Roberto Rotunno, il Fatto Quotidiano 24/4/2016, 24 aprile 2016
ALTRO CHE ELISABETTA, BHUMIBOL RE DEI RECORD
Se qualcuno, alla fine degli anni quaranta, ai tempi dell’università in Svizzera, gli avesse mai chiesto il motivo della scelta di iscriversi a Scienze politiche, la risposta possibile sarebbe stata solo una: “Sto per diventare il re della Thailandia”.

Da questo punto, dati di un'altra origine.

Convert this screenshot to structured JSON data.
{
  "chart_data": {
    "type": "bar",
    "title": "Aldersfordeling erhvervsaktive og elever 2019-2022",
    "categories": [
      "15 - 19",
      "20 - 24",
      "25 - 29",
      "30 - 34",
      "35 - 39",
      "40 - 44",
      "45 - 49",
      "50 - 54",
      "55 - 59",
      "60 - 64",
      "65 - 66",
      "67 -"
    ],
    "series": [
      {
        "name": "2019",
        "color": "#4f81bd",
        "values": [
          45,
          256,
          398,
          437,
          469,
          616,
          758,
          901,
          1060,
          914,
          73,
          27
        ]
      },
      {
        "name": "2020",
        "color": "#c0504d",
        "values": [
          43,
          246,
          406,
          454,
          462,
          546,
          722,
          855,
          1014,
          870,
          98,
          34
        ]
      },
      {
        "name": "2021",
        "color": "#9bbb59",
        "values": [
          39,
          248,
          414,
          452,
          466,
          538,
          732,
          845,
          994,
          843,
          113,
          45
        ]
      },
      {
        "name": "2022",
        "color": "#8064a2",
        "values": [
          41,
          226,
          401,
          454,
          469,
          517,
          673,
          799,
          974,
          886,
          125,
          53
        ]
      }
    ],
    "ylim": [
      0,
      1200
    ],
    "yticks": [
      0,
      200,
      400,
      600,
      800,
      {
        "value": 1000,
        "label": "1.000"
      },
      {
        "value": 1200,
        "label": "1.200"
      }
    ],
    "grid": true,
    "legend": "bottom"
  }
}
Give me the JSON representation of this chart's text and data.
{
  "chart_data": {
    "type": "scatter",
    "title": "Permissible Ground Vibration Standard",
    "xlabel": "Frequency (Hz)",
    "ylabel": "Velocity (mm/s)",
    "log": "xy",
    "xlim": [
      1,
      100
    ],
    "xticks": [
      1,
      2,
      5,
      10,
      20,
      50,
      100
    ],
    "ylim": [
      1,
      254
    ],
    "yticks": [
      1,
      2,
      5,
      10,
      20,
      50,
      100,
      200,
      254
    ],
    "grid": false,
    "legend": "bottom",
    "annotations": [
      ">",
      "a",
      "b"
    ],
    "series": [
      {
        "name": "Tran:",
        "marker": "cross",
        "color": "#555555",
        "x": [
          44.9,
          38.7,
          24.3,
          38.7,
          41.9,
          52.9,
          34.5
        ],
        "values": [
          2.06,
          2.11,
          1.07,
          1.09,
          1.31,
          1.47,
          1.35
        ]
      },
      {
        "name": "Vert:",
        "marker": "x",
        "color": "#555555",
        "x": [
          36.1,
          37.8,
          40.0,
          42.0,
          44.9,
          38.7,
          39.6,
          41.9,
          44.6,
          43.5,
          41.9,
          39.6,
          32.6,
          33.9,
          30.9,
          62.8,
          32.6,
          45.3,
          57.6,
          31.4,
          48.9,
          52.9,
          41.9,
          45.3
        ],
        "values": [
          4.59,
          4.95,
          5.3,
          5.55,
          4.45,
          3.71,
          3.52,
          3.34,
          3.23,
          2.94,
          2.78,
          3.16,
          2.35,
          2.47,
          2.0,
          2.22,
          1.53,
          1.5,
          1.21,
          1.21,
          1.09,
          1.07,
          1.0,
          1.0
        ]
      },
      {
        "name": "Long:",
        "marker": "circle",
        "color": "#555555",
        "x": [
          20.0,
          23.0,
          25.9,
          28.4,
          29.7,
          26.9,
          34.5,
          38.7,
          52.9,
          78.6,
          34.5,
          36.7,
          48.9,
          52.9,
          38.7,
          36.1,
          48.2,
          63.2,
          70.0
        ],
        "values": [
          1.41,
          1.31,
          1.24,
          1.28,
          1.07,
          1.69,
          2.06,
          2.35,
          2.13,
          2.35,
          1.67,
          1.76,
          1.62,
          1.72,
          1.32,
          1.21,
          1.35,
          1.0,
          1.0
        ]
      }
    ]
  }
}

Bhumibol Adulyadej nato nel sobborgo bostoniano di Cambridge 88 anni fa, era un predestinato: aveva solo 18 anni nel 1946, quando suo fratello, sovrano del Paese asiatico da poco eletto dall’Assemblea nazionale, fu trovato assassinato. Subito dopo quella morte misteriosa, l’ascesa al trono fu automatica, ma il giovane Bhumibol ritenne opportuno tornare in Europa per studiare da monarca. Lasciò per qualche anno lo Stato in mano ad alcuni reggenti, certo di poter tornare pronto a guidare i suoi sudditi. Quello che è venuto dopo, probabilmente, non lo aveva immaginato nemmeno lui. Bhumibol Adulyadej è attualmente il re più longevo al mondo: il ventesimo della storia. Il prossimo dicembre si festeggeranno i 66 anni al trono (l’incoronazione ufficiale è avvenuta nel 1950): un record che gli permette di tenere distante la regina Elisabetta II, ascesa tre anni dopo Adulyadej. La forbice si fa più larga se si considera che il 9 giugno, ricorreranno i 70 anni dalla morte del fratello, l’episodio che determinò di fatto la successione.
Un primato che negli ultimi tempi è detenuto non senza fatica: da più di 10 anni, il re è vittima di cattive condizioni di salute, tali da costringerlo ad apparire in pubblico ormai solo in rare occasioni. Praticamente, la frequenza delle sue uscite è di una all’anno e generalmente coincide con l’appuntamento fisso per l’anniversario dell’incoronazione. Ciononostante, la sua presenza è considerata un grande fattore di stabilità per il Paese.
In questi settant’anni, la Thailandia ha dovuto affrontare quindici colpi di Stato; l’ultimo è avvenuto il 22 maggio di due anni fa. Alcuni sostenuti da Adulyadej, altri invece avversati. Ed è proprio per questo che a questo monarca viene riconosciuto un ruolo fondamentale nella transizione del Paese verso la democrazia, avvenuta all’inizio dei primi anni novanta, quando l’intervento della corona condusse i leader del golpe militare a lasciare il governo del paese in favore del Partito democratico.
A parte questo episodio, però, Adulyadej non è certo considerato un esempio di rispetto dei diritti civili. E i suoi tentativi di mostrarsi tollerante verso il dissenso interno sono stati avvertiti come azioni di facciata. Nel 2005, infatti, ha invitato i suoi sudditi a non temere di esprimere critiche verso il suo operato. I fatti però hanno dimostrato il contrario e molti dissidenti sono stati perseguiti.
La legge sulla lesa maestà in Thailandia resta infatti particolarmente severa, fattore che ha reso il monarca inviso in campo internazionale. E l’ultimo episodio, tanto grave quanto curioso, conferma che il cammino per le libertà costituzionali per Bangkok è ancora lungo. Un 27enne è finito sotto processo e rischia diversi anni di carcere per aver preso in giro il cane del re: un meticcio trovato in strada e adottato, amato dal re a tal punto da renderlo protagonista di un libro pubblicato nel 2002 e di un cartone animato uscito pochi mesi fa. Quel cane ora è morto e Bhumibol Adulyadej è rimasto privo di quello che lui stesso considerava un emblema del suo lungo regno.
La fine di questa vita sembra in effetti preannunciare il lento crepuscolo del monarca. Lo sanno anche gli stessi thailandesi, che da qualche anno hanno intensificato la diffusione di statue raffiguranti il principe Vajiralongkorn, figlio del re ed erede al trono.